Noche de Semana

Aida contempla al hombre que lleva el ramo de flores en sus manos. Observa como las mira sin mirarlas y sonríe seguramente pensando en la reacción de la que las recibirá. Aida está subiendo a su carro, lista para regresar a su casa del supermercado, pero se detiene cuando vé al hombre de las flores. Es un hombre negro y alto. Le llama la atención su tosquedad endulzada con la visión floral. Parece que regresa del trabajo. Maneja un vehículo de carga de esos que usan los obreros de la construcción. A Aida se le figura que huele a sudor, a hormonas de macho.

Él se sube al vehículo, pone las flores en el asiento del pasajero e inicia la marcha. Aida no puede quitar la vista de la escena y se inquieta queriendo participar en la escena a continuación. Decide seguir al hombre de las flores. Desde su carro, Aida vé que el hombre toma su celular y parece contestar una llamada. Sonríe. Aida solo puede imaginar el contenido de la conversación. Habla con la mujer que recibirá las flores. Coquetea con ella por un momento. Le sugiere lo que harán esta noche. Es día de semana, así es que no saldrán a cenar seguramente. No dice nada de las flores, solo conversa y bromea un poquito subido de tono. El hombre de las flores se detiene en el semáforo. Ella se detiene junto a él esperando que cambie la luz roja. Lo espía disimuladamente para evitar que  la note.

Aida conduce un compacto super económico, desde donde tiene una visión perpendicular del hombre de las flores.

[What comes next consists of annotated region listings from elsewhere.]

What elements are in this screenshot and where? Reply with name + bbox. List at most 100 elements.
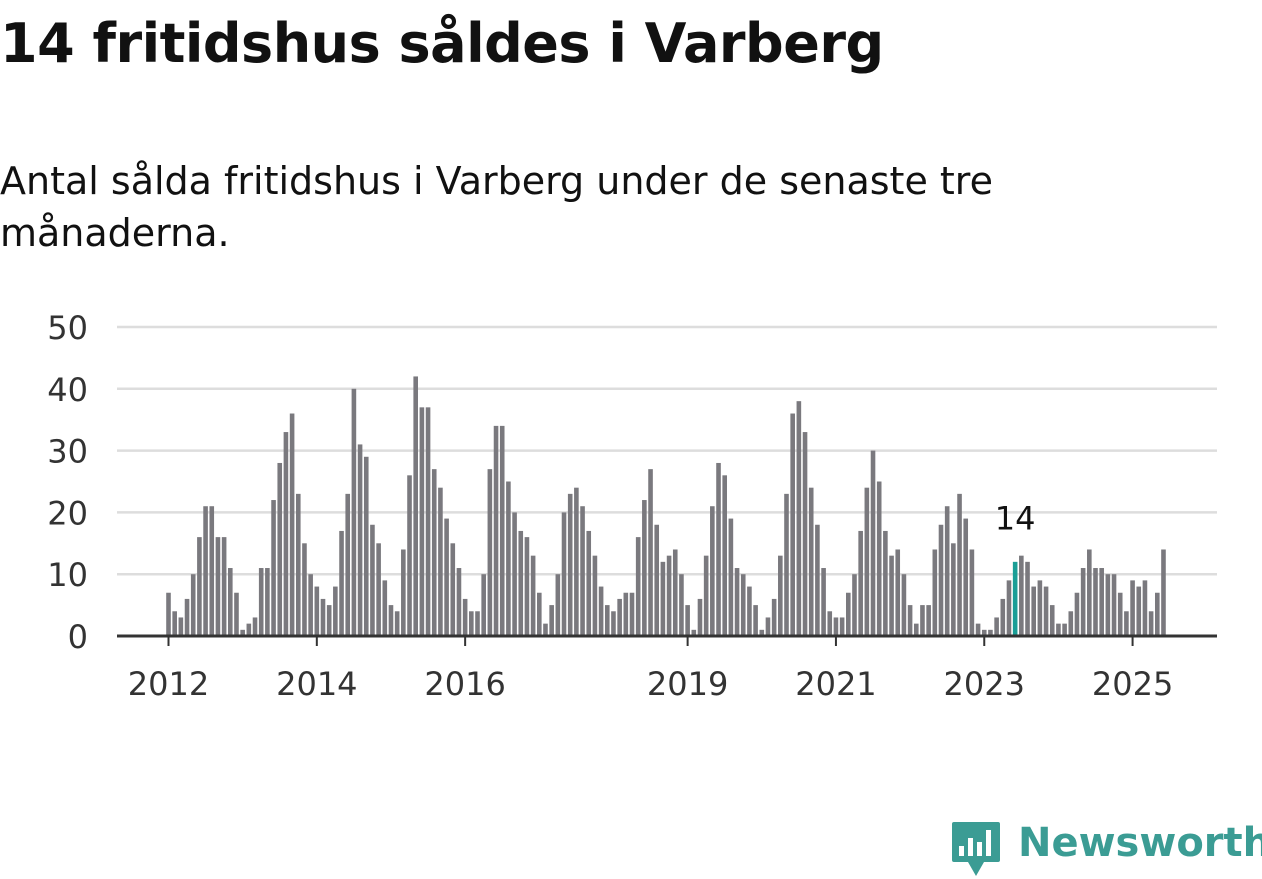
bar — [852, 574, 857, 636]
bar — [574, 487, 579, 636]
bar — [561, 512, 567, 636]
bar — [289, 413, 295, 636]
bar — [808, 487, 814, 636]
y-tick-label: 30 — [47, 433, 88, 471]
bar — [302, 543, 307, 636]
bar — [839, 617, 845, 636]
bar — [642, 500, 647, 636]
bar — [747, 586, 752, 636]
bar — [382, 580, 388, 636]
bar — [326, 605, 332, 636]
bar — [623, 592, 629, 636]
y-tick-label: 0 — [68, 618, 88, 656]
bar — [512, 512, 517, 636]
bar-highlight — [1012, 561, 1018, 636]
bar — [666, 555, 672, 636]
bar — [740, 574, 746, 636]
bar — [345, 493, 351, 636]
bar — [425, 407, 431, 636]
bar — [271, 500, 276, 636]
bar — [537, 592, 542, 636]
bar — [357, 444, 363, 636]
x-tick-label: 2021 — [795, 665, 876, 703]
bar — [846, 592, 851, 636]
bar — [1105, 574, 1111, 636]
bar — [166, 592, 171, 636]
bar — [277, 462, 283, 636]
bar — [209, 506, 215, 636]
bar — [802, 432, 808, 636]
bar — [493, 425, 499, 636]
bar — [1080, 568, 1086, 636]
bar — [604, 605, 610, 636]
bar — [320, 598, 326, 636]
bar — [1006, 580, 1012, 636]
bar — [178, 617, 184, 636]
bar — [926, 605, 931, 636]
bar — [1142, 580, 1148, 636]
x-axis: 2012 2014 2016 2019 2021 2023 2025 — [117, 634, 1217, 703]
bar — [883, 530, 888, 636]
bar — [981, 629, 987, 636]
bar — [252, 617, 258, 636]
bar — [401, 549, 406, 636]
bar — [413, 376, 418, 636]
bar — [530, 555, 536, 636]
bar — [549, 605, 554, 636]
bar — [258, 568, 264, 636]
bar — [1000, 598, 1006, 636]
bar — [469, 611, 474, 636]
bar — [1087, 549, 1092, 636]
chart-title: 14 fritidshus såldes i Varberg — [0, 12, 884, 75]
x-tick-label: 2016 — [424, 665, 505, 703]
bar — [333, 586, 338, 636]
brand-name: Newsworthy — [1018, 820, 1262, 866]
bar — [796, 401, 802, 636]
bar — [499, 425, 505, 636]
bar — [1155, 592, 1160, 636]
bar — [1062, 623, 1067, 636]
bar — [444, 518, 449, 636]
bar — [994, 617, 999, 636]
bar — [370, 524, 375, 636]
bar — [907, 605, 913, 636]
data-label-latest: 14 — [995, 499, 1036, 537]
bar — [938, 524, 944, 636]
bar — [456, 568, 462, 636]
newsworthy-logo-icon — [952, 822, 1000, 876]
bar — [716, 462, 721, 636]
bar — [555, 574, 561, 636]
y-axis-ticks: 0 10 20 30 40 50 — [47, 309, 88, 656]
bar — [648, 469, 653, 636]
bar — [753, 605, 758, 636]
bar — [1117, 592, 1123, 636]
bar — [524, 537, 530, 636]
bar — [784, 493, 789, 636]
bar — [827, 611, 833, 636]
bar — [685, 605, 690, 636]
bar — [1099, 568, 1104, 636]
chart-subtitle: Antal sålda fritidshus i Varberg under d… — [0, 159, 993, 255]
bar — [487, 469, 493, 636]
bar — [567, 493, 573, 636]
bar — [864, 487, 870, 636]
bar — [988, 629, 993, 636]
bar — [815, 524, 820, 636]
bar — [246, 623, 252, 636]
bar — [407, 475, 412, 636]
x-tick-label: 2023 — [944, 665, 1025, 703]
bar — [858, 530, 863, 636]
bar — [913, 623, 919, 636]
bar — [1025, 561, 1030, 636]
bar — [635, 537, 641, 636]
bar — [765, 617, 771, 636]
y-tick-label: 10 — [47, 556, 88, 594]
bar — [1019, 555, 1024, 636]
bar — [901, 574, 907, 636]
bar — [1031, 586, 1036, 636]
bar — [932, 549, 938, 636]
bar — [1049, 605, 1055, 636]
bar — [351, 388, 357, 636]
bar — [703, 555, 709, 636]
bar — [790, 413, 795, 636]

En este punto parece que está escuchando música pues mueve la cabeza al compás de algún ritmo, contento. Aida aprovecha el momento y mira detalladamente su rostro desde abajo. «Tiene cara de buena gente, de hombre bueno, sano, trabajador», pensó.

Aida es una mujer de mediana edad.  No ha hecho otra cosa en los últimos dos años más que ser una ama de casa, sin ninguna otra gestión que ir al supermercado una vez a la semana para el mandado. Siente que hoy su día tiene algún sentido. La idea de seguir a este desconocido la excita. Se pregunta a qué barrio se dirige. A juzgar por su vehículo y su facha de obrero debe vivir en el «south side». Quiere ir mas allá, saber que va a hacer y con quién. Hace mucho que no siente calor en su cama, que no siente las manos de un hombre como ese recorriéndola.

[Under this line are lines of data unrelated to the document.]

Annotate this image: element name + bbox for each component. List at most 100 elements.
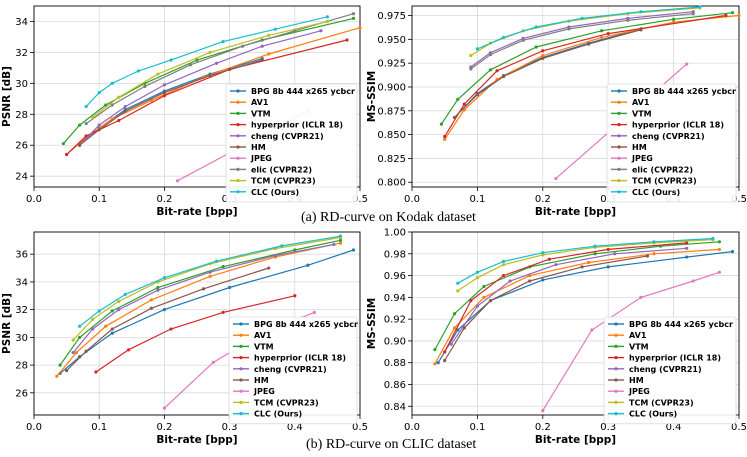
data-point: [730, 11, 735, 15]
y-axis-label: MS-SSIM: [366, 298, 378, 349]
x-tick-label: 0.0: [26, 422, 42, 433]
x-axis-label: Bit-rate [bpp]: [535, 206, 616, 218]
y-tick-label: 0.88: [384, 358, 406, 369]
data-point: [586, 42, 591, 46]
data-point: [338, 234, 343, 238]
data-point: [123, 292, 127, 296]
data-point: [71, 338, 75, 342]
legend-entry: AV1: [254, 331, 272, 340]
data-point: [443, 137, 447, 141]
data-point: [65, 369, 69, 373]
legend-marker: [239, 412, 243, 416]
data-point: [593, 244, 597, 248]
data-point: [652, 240, 656, 244]
data-point: [717, 270, 721, 274]
data-point: [91, 327, 95, 331]
data-point: [521, 38, 525, 42]
data-point: [78, 123, 82, 127]
data-point: [260, 44, 264, 48]
data-point: [188, 63, 193, 67]
legend-marker: [617, 123, 621, 127]
legend-entry: CLC (Ours): [254, 410, 302, 419]
data-point: [541, 409, 545, 413]
y-tick-label: 30: [15, 333, 28, 344]
data-point: [452, 115, 457, 120]
legend-marker: [614, 378, 618, 382]
data-point: [698, 5, 702, 9]
data-point: [593, 252, 597, 256]
y-tick-label: 32: [15, 305, 28, 316]
x-axis-label: Bit-rate [bpp]: [156, 434, 237, 446]
data-point: [221, 39, 225, 44]
y-tick-label: 34: [15, 277, 28, 288]
data-point: [208, 274, 212, 278]
data-point: [443, 358, 447, 363]
data-point: [78, 335, 82, 339]
data-point: [717, 240, 721, 244]
legend-marker: [614, 344, 618, 348]
data-point: [433, 348, 437, 352]
data-point: [162, 308, 166, 312]
data-point: [84, 121, 88, 126]
data-point: [528, 279, 532, 283]
data-point: [97, 91, 101, 95]
legend-marker: [239, 322, 243, 326]
data-point: [273, 253, 277, 258]
data-point: [691, 12, 695, 16]
data-point: [469, 67, 473, 71]
data-point: [110, 327, 114, 331]
data-point: [685, 241, 689, 245]
legend-entry: JPEG: [628, 387, 650, 396]
y-tick-label: 26: [15, 141, 28, 152]
data-point: [104, 324, 108, 328]
legend-marker: [614, 367, 618, 371]
y-tick-label: 0.925: [377, 59, 406, 70]
data-point: [495, 69, 499, 73]
x-tick-label: 0.1: [91, 194, 107, 205]
data-point: [475, 304, 479, 308]
data-point: [91, 317, 95, 321]
data-point: [195, 58, 199, 62]
y-tick-label: 24: [15, 172, 28, 183]
legend-box: [606, 83, 737, 203]
data-point: [606, 247, 610, 252]
data-point: [293, 294, 297, 298]
legend-marker: [236, 134, 240, 138]
data-point: [149, 298, 153, 302]
data-point: [208, 74, 212, 78]
legend-marker: [614, 412, 618, 416]
data-point: [162, 94, 166, 98]
data-point: [156, 288, 160, 292]
data-point: [312, 310, 316, 315]
legend-entry: HM: [251, 143, 266, 152]
data-point: [293, 248, 297, 252]
data-point: [61, 142, 65, 146]
data-point: [169, 327, 173, 331]
series-line: [444, 255, 648, 361]
data-point: [580, 265, 584, 269]
data-point: [586, 260, 591, 265]
data-point: [175, 179, 180, 183]
data-point: [456, 97, 460, 101]
legend-entry: CLC (Ours): [632, 188, 680, 197]
legend-marker: [614, 400, 618, 404]
legend-marker: [239, 333, 243, 337]
x-tick-label: 0.1: [469, 194, 485, 205]
chart-clic-msssim: 0.0 0.1 0.2 0.3 0.4 0.5 0.84 0.86 0.88 0.90 0.92 0.…: [366, 228, 747, 447]
data-point: [600, 35, 604, 40]
data-point: [501, 273, 506, 278]
legend-marker: [617, 167, 621, 171]
series-line: [470, 13, 694, 70]
data-point: [547, 257, 551, 261]
y-tick-label: 1.00: [384, 228, 406, 239]
legend-entry: TCM (CVPR23): [254, 398, 319, 407]
x-tick-label: 0.5: [352, 194, 368, 205]
data-point: [433, 362, 437, 366]
data-point: [162, 406, 166, 410]
data-point: [685, 255, 689, 259]
legend-entry: hyperprior (ICLR 18): [254, 354, 346, 363]
data-point: [351, 248, 356, 252]
series-line: [444, 14, 726, 137]
y-tick-label: 0.98: [384, 249, 406, 260]
y-tick-label: 36: [15, 250, 28, 261]
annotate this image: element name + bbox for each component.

«El hombre de las flores debe tener un nombre», se dice. «¿Pero cuál? Adán. El hombre de las flores debe llamarse Adán, como el primer hombre», concluye. La luz cambia y Adán arranca. Ella arranca trás él y hace lo posible por no perderle. Él parece tener algo de prisa y ella acelera porque no quiere perderse ni un segundo de ese encuentro con ella, con la otra.

Como pensaba se dirige hacia el sur. Entra en el barrio y se detiene en una esquina donde hay un grupo de cuates que le saludan con la mano. Aida reduce un poco la velocidad para que los cuates de la esquina no prevengan a Adán de que ella le sigue. El baja el cristal y uno de ellos se acerca a la ventana. Le señala el asiento del pasajero.  Algo le dice, se ríen y se chocan la mano. Adán le da un cigarrillo, sube el cristal y continúa la marcha. Aida le sigue despacio. Son las siete y treinta, y Adán se detiene frente a una casita azul con unos rosales amarillos, rosados y rojos en el frente. Casi no hay luz solar pero los colores se pueden apreciar. La casita tiene un pequeño balcón con un banquito mecedora sujetado con cadenas desde el techo. Hay muchas plantas colgando y el verdor lo adorna.

Adán se baja de su vehículo de trabajo, abre el portón y se dirige a guardarlo al lado de la casita. Aida baja un poco su cristal y puede percibir el olor de las rosas y de un guiso que seguramente, la mujer que recibirá las flores ha preparado esperándole. El recoge las flores del asiento del pasajero, las vuelve a mirar sin verlas, mueve la cabeza de lado a lado y se ríe para sí. Abre la puerta con la llave y Aida puede ver desde afuera unos brazos que le abrazan y a Adán entregando las flores, dando un beso de amor que promete un revolcón monumental en una noche cualquiera de día de semana.